You don’t have to be a mad scientist to benefit from experiments (courtesy of Cliparts.co)
Imagine that you’re an entrepreneur tasked to start a new business. Or perhaps launch a new product.
How would you go about doing it?
Well, I believe that there are three different ways to create and launch a business or a product. This would depend on who you are.
The strategic planners would draft a comprehensive business plan.
As a planner, you would conduct extensive and robust market research, ensure that your technology is foolproof, and come up with detailed manpower and financial projections.
You might also attempt to answer all the questions out there.
You may even try to forecast what your business is going to be like 5,10 or even 15 years into the future.
The marketing strategy of such a plan would include a detailed picture of who your future customers would be like, right down to his/her age, sex, address, religious beliefs, hobbies, hair colour, and lifestyle preferences.
Where possible, every conceivable product feature and customer need would be painstakingly brainstormed and crafted into the plan.
The gamblers, on the other hand, would throw caution to the winds. You’d probably go with your gut more than any amount of number crunching or fact finding.
Fans of Malcolm Gladwell’s “Blink”, you believe in “thin slicing” and would wing it as your business grows. Depending on where the winds blow, you might invest time, energy and money in what’s hot, novel, or unique.
Always evolving and always moving, you are a risk taker who does not want to be committed to a fixed path. If possible, every single facet of your business would remain fluid, flexible and dynamic.
Nothing is sacred in their constant dance with the marketplace. What this also means is that things can be very chaotic and messy in an organisation started by a gambler.
Finally, the empiricists would develop systems and processes that capture learning “on the fly”.
While you’d study the best practices and experiences of similar businesses, you also understand that the only way to gauge market sentiment is to bring a product to market.
Empiricists launch beta versions of a product. You actively seek real-life customer feedback.
Unlike gamblers, you act on facts and data, not guesswork or gut feelings. Like scientists, you know the importance of testing a hypothesis with actual results in the laboratory of the marketplace.
While an empiricist may be as detailed and meticulous as a strategic planner, you are also mindful of the fact that most forecasts fail.
Products that are “good enough” but timely are preferred to overdue perfection. The aim here is to propel your product as quickly (and cheaply) to the market as possible, learn from mistakes (and successes), and modify accordingly.
Such an example is best captured by the Lean Startup or Agile methodology.
In a stable and predictable environment, the strategic planners would probably come out tops. Familiar with the ins and outs of their trade, their projections and analyses could fall nicely into place.
However, in today’s wildly variable business climate, it is nigh impossible to predict anything. The only way to ascertain if something works is to put it out into the market.
In this regard, empirical testing and experimentation probably works far better than detailed business planning.

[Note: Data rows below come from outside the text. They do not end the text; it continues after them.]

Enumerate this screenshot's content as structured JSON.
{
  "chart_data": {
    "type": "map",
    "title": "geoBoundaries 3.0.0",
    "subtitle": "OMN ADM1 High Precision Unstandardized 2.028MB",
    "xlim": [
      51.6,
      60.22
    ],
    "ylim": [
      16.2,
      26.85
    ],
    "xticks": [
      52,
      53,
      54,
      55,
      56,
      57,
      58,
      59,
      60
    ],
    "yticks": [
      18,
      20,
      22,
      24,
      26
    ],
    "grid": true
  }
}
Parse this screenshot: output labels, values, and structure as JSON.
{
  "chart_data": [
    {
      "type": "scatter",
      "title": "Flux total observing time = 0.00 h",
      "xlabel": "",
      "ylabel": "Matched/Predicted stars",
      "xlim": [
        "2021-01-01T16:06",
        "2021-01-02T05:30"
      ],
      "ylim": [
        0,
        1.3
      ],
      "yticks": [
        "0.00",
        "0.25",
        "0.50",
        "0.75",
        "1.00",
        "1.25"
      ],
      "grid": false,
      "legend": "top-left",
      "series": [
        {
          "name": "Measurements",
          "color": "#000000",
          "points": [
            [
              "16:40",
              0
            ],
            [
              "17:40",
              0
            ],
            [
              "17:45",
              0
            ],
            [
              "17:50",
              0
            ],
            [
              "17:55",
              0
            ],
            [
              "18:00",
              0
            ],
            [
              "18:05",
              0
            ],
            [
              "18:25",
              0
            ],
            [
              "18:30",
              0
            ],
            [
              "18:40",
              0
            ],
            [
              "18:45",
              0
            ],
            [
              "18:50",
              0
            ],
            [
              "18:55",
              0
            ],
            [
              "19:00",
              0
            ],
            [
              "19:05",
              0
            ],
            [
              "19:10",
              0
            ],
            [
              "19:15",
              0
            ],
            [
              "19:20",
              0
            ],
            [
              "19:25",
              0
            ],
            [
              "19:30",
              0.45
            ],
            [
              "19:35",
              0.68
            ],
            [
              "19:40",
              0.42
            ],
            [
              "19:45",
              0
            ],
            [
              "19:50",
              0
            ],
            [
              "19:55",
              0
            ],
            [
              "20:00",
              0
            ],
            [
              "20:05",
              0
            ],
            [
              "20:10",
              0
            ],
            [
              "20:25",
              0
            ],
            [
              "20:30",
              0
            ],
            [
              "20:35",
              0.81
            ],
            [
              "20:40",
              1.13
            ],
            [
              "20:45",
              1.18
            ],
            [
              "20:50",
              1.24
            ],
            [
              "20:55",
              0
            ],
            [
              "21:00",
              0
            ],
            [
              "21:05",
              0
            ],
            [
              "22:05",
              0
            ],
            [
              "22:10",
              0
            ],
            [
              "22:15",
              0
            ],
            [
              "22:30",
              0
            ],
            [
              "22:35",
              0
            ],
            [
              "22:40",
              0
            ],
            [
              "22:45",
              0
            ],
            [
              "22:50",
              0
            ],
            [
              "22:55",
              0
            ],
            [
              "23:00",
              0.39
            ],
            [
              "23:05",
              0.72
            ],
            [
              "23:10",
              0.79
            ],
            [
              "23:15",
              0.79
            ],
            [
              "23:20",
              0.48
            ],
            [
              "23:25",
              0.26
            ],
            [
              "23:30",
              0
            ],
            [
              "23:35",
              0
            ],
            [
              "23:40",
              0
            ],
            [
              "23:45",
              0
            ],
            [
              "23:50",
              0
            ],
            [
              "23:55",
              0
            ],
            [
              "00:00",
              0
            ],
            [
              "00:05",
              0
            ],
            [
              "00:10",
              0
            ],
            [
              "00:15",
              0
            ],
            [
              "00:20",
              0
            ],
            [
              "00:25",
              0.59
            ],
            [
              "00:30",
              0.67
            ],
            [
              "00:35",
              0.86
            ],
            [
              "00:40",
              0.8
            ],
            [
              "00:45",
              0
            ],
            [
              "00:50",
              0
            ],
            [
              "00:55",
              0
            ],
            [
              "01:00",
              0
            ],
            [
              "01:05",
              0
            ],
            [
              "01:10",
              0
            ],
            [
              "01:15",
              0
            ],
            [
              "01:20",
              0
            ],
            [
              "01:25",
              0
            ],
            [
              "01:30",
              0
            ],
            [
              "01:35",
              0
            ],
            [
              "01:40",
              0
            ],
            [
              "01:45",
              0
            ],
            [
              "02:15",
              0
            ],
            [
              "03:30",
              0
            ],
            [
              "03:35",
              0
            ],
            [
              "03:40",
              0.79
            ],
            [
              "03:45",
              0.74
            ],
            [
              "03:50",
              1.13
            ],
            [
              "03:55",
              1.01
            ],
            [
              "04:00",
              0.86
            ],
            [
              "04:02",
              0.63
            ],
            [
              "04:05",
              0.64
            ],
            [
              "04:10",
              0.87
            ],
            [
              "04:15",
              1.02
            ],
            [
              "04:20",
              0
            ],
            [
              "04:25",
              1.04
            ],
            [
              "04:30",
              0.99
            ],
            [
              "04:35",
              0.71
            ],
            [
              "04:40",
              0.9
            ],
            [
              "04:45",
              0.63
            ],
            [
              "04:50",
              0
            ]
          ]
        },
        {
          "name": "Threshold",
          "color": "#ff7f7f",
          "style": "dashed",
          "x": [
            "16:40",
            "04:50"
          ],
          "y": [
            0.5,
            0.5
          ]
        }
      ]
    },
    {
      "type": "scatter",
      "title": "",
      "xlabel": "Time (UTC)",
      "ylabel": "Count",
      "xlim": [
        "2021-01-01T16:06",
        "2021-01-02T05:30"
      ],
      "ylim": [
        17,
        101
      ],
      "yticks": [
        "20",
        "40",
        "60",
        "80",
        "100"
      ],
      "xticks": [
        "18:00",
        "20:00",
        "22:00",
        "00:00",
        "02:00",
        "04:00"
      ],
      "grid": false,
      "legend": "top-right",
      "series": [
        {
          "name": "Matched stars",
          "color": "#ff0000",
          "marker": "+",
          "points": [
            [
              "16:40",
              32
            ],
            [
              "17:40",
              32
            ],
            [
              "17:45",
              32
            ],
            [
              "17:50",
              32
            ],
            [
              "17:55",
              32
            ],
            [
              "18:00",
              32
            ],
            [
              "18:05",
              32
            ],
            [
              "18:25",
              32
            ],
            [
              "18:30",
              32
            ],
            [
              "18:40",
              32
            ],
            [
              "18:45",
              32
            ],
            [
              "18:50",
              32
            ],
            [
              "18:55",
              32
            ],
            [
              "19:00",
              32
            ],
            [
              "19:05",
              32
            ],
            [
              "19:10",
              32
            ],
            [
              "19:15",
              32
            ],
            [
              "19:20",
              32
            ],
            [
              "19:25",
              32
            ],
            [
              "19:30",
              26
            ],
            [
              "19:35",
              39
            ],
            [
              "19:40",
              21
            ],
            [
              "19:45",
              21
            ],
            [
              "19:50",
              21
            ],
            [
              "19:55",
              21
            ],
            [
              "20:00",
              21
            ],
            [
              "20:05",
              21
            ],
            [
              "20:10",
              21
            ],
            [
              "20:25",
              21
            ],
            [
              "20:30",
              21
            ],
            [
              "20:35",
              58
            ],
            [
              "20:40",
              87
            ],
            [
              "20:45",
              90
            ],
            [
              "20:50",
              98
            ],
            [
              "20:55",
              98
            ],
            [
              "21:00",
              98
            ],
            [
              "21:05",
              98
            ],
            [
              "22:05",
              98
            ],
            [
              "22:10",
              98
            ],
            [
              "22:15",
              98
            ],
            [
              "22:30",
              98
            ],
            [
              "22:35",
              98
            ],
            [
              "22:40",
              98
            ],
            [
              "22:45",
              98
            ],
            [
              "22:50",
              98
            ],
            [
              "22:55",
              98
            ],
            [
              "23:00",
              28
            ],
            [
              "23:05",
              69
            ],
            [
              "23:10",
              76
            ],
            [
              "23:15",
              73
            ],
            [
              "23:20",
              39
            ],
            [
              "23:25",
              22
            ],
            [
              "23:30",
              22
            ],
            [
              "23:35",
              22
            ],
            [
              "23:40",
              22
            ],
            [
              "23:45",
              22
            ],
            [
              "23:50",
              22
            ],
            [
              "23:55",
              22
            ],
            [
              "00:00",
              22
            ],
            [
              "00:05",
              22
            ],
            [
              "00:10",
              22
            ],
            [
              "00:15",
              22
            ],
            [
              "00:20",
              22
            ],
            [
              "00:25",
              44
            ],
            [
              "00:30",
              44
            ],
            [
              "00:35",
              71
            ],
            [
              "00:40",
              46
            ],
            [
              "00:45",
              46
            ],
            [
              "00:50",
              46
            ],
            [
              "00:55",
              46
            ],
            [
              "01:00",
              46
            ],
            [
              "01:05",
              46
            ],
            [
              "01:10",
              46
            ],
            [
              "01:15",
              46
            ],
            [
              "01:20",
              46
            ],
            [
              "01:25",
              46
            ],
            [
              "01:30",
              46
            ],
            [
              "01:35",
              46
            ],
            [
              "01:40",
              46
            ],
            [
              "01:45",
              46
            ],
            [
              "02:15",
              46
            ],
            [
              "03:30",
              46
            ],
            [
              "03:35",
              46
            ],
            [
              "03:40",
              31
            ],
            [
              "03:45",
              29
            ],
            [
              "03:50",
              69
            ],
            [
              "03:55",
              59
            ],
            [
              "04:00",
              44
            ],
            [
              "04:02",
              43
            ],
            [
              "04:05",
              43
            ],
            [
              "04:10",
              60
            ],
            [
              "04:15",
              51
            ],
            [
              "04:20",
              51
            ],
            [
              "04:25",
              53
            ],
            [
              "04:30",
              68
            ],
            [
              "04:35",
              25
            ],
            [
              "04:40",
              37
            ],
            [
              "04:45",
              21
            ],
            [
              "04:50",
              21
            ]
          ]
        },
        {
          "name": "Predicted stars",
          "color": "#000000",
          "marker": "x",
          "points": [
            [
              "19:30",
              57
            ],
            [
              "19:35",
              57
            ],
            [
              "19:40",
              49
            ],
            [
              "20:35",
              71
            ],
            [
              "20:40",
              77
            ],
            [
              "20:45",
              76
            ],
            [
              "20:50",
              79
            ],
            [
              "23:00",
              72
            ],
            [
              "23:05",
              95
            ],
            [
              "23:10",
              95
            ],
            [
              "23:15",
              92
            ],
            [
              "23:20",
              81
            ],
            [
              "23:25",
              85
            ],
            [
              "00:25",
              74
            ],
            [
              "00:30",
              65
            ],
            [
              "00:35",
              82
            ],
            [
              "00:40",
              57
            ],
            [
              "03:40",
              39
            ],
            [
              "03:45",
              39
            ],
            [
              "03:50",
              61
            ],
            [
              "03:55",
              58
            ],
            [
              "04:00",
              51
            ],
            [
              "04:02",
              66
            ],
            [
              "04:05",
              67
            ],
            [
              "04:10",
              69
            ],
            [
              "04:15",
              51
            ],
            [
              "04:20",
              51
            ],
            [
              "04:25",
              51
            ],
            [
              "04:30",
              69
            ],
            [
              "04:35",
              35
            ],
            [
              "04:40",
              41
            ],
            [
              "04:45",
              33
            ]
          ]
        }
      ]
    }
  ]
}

By pushing a product or a business out to market early (while ensuring that adequate risk management measures are in place), you can learn quickly, adapt quickly and improve quickly.
Making your prototype cheaper and faster helps you to reduce investment risks. It also allows your customer feedback to be incorporated into the next improved iteration of the product.
The next time you consider conceptualising, developing and launching a new product or business, consider embracing the tenets of empiricism. I assure you that it’ll improve your chances of success on the road of entrepreneurship – or intrapreneurship.